Потом я стала бы рассказывать дальше, но девушки из моей деревни шептались бы между собой и хихикали бы, прикрывая рот ладошками. А потом, когда я вернулась бы к своей истории про то утро, когда меня выпустили из иммиграционного центра, эти девушки снова меня прервали бы. Нкирука сказала бы:
— Послушай, ладно? Послушай. Чтобы все было ясно. Эта девушка на фотографии в газете. Она была проститутка. Да? Шлюха? Она смотрела себе под ноги, сгорая от стыда?
— Нет, она не смотрела себе под ноги, сгорая от стыда. Она смотрела прямо в камеру и улыбалась.
— Что? В газете?
— Да.
— Значит, в Великобритании не позорно показывать свои сиськи в газете?
— Нет. Это не позорно. Парням это нравится, и в этом нет никакого стыда. Иначе бы эти девушки, «топлес», они бы так не улыбались, понимаете?

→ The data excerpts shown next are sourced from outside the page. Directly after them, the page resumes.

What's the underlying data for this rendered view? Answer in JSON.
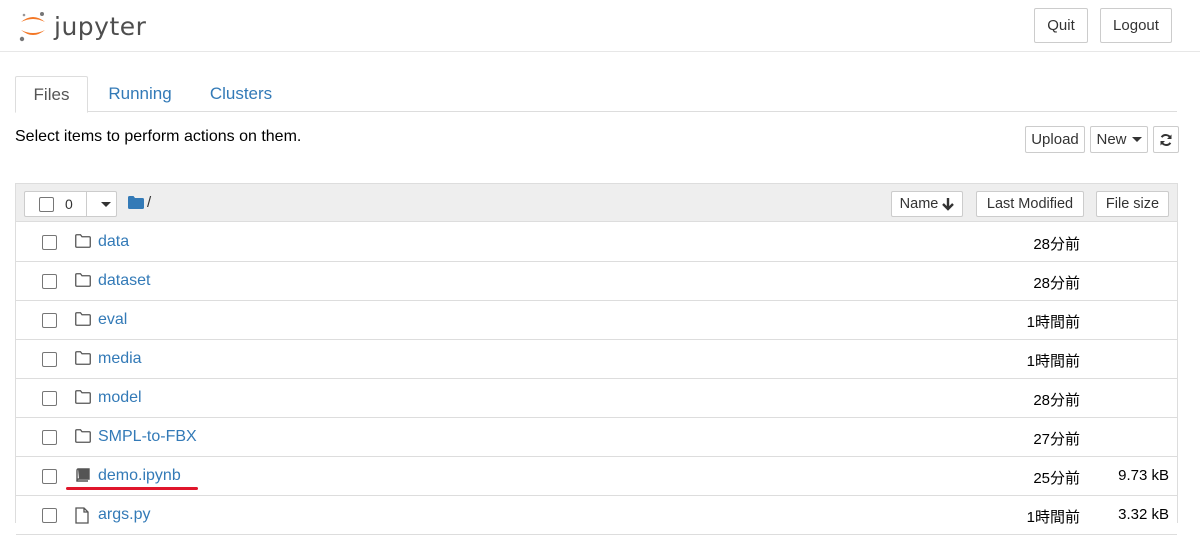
{
  "app": {
    "logo_text": "jupyter"
  },
  "header": {
    "quit_label": "Quit",
    "logout_label": "Logout"
  },
  "tabs": [
    {
      "label": "Files"
    },
    {
      "label": "Running"
    },
    {
      "label": "Clusters"
    }
  ],
  "toolbar": {
    "instructions": "Select items to perform actions on them.",
    "upload_label": "Upload",
    "new_label": "New"
  },
  "list_header": {
    "selected_count": "0",
    "path": "/",
    "name_label": "Name",
    "last_modified_label": "Last Modified",
    "file_size_label": "File size"
  },
  "files": [
    {
      "name": "data",
      "type": "folder",
      "modified": "28分前",
      "size": ""
    },
    {
      "name": "dataset",
      "type": "folder",
      "modified": "28分前",
      "size": ""
    },
    {
      "name": "eval",
      "type": "folder",
      "modified": "1時間前",
      "size": ""
    },
    {
      "name": "media",
      "type": "folder",
      "modified": "1時間前",
      "size": ""
    },
    {
      "name": "model",
      "type": "folder",
      "modified": "28分前",
      "size": ""
    },
    {
      "name": "SMPL-to-FBX",
      "type": "folder",
      "modified": "27分前",
      "size": ""
    },
    {
      "name": "demo.ipynb",
      "type": "notebook",
      "modified": "25分前",
      "size": "9.73 kB"
    },
    {
      "name": "args.py",
      "type": "file",
      "modified": "1時間前",
      "size": "3.32 kB"
    }
  ],
  "colors": {
    "link": "#337ab7",
    "highlight_underline": "#e0162b",
    "logo_orange": "#f37726"
  }
}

— И что же, там все девушки вот так себя показывают? Ходят с голыми сиськами? В церковь так ходят, по улицам, по магазинам?
— Нет, это только в газетах.
— Почему же они все не выставляют свою грудь напоказ, если мужчинам это так нравится и если это не стыдно?
— Я не знаю.
— Ты там больше двух лет прожила, маленькая мисс. Как же так, что ты этого не знаешь?

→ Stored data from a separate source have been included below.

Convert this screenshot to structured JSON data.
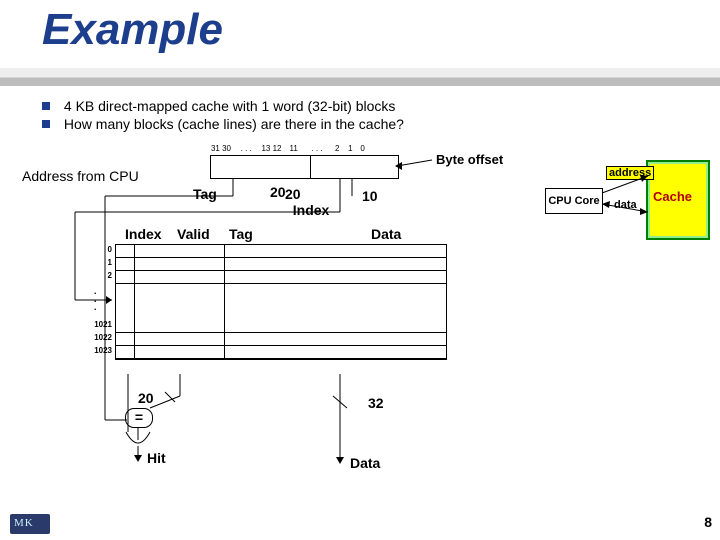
{
  "title": "Example",
  "bullets": [
    "4 KB direct-mapped cache with 1 word (32-bit) blocks",
    "How many blocks (cache lines) are there in the cache?"
  ],
  "address": {
    "bit_groups": [
      "31 30",
      ". . .",
      "13 12",
      "11",
      ". . .",
      "2",
      "1",
      "0"
    ],
    "from_label": "Address from CPU",
    "tag_label": "Tag",
    "index_label": "20\n  Index",
    "tag_width": "20",
    "index_width": "10",
    "byte_offset_label": "Byte offset"
  },
  "table": {
    "headers": {
      "index": "Index",
      "valid": "Valid",
      "tag": "Tag",
      "data": "Data"
    },
    "top_rows": [
      "0",
      "1",
      "2"
    ],
    "bottom_rows": [
      "1021",
      "1022",
      "1023"
    ]
  },
  "compare": {
    "tag_bus": "20",
    "data_bus": "32",
    "eq": "=",
    "hit": "Hit",
    "data_out": "Data"
  },
  "right": {
    "cpu_core": "CPU Core",
    "cache": "Cache",
    "address_pin": "address",
    "data_pin": "data"
  },
  "page_number": "8",
  "chart_data": {
    "type": "diagram",
    "topic": "Direct-mapped cache address decomposition",
    "address_bits": 32,
    "fields": [
      {
        "name": "Tag",
        "bits": 20,
        "range": "31:12"
      },
      {
        "name": "Index",
        "bits": 10,
        "range": "11:2"
      },
      {
        "name": "Byte offset",
        "bits": 2,
        "range": "1:0"
      }
    ],
    "cache": {
      "size_bytes": 4096,
      "block_size_bytes": 4,
      "num_blocks": 1024,
      "columns": [
        "Index",
        "Valid",
        "Tag",
        "Data"
      ],
      "index_range": [
        0,
        1023
      ]
    },
    "outputs": {
      "hit": "Hit",
      "data_width_bits": 32
    }
  }
}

— Там много такого. Сколько я там прожила, а многое осталось непонятным. Иногда мне кажется, что британцы сами не знают, как отвечать на такие вопросы.
— Ой!
Вот как бы получилось, если бы я стала растолковывать девушкам из моей деревни разные мелочи. Мне пришлось бы объяснять им, что такое линолеум, что такое хлорка, что такое «мягкое порно», мне пришлось бы рассказать им о чудесных превращениях британской монеты достоинством в один фунт так, будто все эти будничные вещи — какие-то чудесные тайны. И очень скоро моя собственная история потонула бы в этом огромном океане диковинок, потому что стало бы казаться, что ваша страна — это заколдованная федерация чудес, а моя история внутри нее совсем маленькая и не волшебная. Но с вами все намного проще, потому что вам я могу сказать: послушайте, в то утро, когда нас выпустили из центра временного содержания, дежурный офицер пялил глаза на фотографию девушки в газете, и девушка была «топлес». Вот зачем я два года учила королевский английский: чтобы мы с вами могли разговаривать вот так, без остановок и объяснений.

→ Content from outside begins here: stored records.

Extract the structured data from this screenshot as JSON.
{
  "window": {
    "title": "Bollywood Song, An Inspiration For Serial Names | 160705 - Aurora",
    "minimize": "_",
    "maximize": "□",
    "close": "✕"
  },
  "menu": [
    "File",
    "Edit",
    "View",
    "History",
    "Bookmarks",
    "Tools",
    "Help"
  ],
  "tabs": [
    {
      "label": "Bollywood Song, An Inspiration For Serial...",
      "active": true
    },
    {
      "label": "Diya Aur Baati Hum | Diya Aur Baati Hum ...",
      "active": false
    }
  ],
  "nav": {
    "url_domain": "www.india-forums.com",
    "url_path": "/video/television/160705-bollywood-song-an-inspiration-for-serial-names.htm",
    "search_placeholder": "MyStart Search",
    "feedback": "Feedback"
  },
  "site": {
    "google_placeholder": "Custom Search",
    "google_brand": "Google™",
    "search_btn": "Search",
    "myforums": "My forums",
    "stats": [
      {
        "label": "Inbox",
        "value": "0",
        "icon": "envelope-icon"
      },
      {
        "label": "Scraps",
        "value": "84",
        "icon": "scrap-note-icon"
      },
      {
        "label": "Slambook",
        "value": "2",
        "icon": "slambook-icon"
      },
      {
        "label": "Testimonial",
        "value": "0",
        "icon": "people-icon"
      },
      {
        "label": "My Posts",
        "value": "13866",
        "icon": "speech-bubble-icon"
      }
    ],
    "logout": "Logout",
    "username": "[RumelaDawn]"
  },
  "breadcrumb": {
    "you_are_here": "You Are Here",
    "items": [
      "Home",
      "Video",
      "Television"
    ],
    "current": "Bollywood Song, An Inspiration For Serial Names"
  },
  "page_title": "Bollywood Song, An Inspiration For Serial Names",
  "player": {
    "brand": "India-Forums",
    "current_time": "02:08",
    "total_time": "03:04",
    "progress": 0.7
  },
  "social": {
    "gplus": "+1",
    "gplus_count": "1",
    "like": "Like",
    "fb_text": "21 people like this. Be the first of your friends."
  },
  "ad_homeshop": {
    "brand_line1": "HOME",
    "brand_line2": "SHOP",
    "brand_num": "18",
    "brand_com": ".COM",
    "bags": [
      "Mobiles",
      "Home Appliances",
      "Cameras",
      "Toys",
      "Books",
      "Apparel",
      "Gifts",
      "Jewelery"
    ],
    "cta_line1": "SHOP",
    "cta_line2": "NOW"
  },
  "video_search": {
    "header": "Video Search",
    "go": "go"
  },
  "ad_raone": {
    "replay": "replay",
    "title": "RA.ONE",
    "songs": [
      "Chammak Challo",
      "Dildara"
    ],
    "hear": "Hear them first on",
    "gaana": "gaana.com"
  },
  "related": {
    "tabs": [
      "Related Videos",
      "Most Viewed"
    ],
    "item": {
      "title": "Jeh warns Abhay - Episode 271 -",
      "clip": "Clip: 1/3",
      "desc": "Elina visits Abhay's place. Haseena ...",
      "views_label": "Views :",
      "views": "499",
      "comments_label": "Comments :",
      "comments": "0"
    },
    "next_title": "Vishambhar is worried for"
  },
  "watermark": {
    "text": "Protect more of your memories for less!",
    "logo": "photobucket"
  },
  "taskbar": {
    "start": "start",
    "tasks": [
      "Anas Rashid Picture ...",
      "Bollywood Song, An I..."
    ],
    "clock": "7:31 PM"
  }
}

Офицер — тот, который рассматривал фото девушки «топлес» в газете, — он был невысокого роста, и волосы у него были белесые, как суп из консервированных грибов, которым нас кормили по вторникам. Запястья у него были тонкие и белые, похожие на электрические провода с пластиковой изоляцией. Форма была ему велика. Плечи форменной куртки по обе стороны его головы поднимались горбиками — так, словно там у него прятались какие-то маленькие зверушки. Я еще представила, как эти зверушки щурятся от яркого света, когда он по вечерам снимает свою форменную куртку. И я подумала: да, сэр, если бы я была вашей женой, я бы лифчик не сняла, спасибо большое.
А потом я подумала: мистер, а почему вы пялитесь на эту девицу в газете, а не на нас — девушек, стоящих в очереди к телефону? А вдруг мы все разбежимся? Но тут я вспомнила: нас же отпустили. Трудно было в это поверить — так много прошло времени. Два года я прожила в этом центре временного содержания. Мне было четырнадцать, когда я приехала в вашу страну, но у меня с собой не было никаких бумаг, чтобы подтвердить мой возраст, вот меня и поместили в один центр вместе со взрослыми. Но вот беда: мужчин и женщин тут держали вместе. На ночь мужчины уходили в другое крыло. После захода солнца их запирали, будто волков в клетке, а днем мужчины были рядом с нами и ели ту же самую еду, что и мы. И все равно мне казалось, что они голодные. Мне казалось, что они смотрят на меня жадными глазами. И когда девушки постарше стали шептать мне: «Чтобы выжить, ты должна хорошо выглядеть или хорошо говорить», я решила, что для меня будет лучше выучиться хорошо говорить.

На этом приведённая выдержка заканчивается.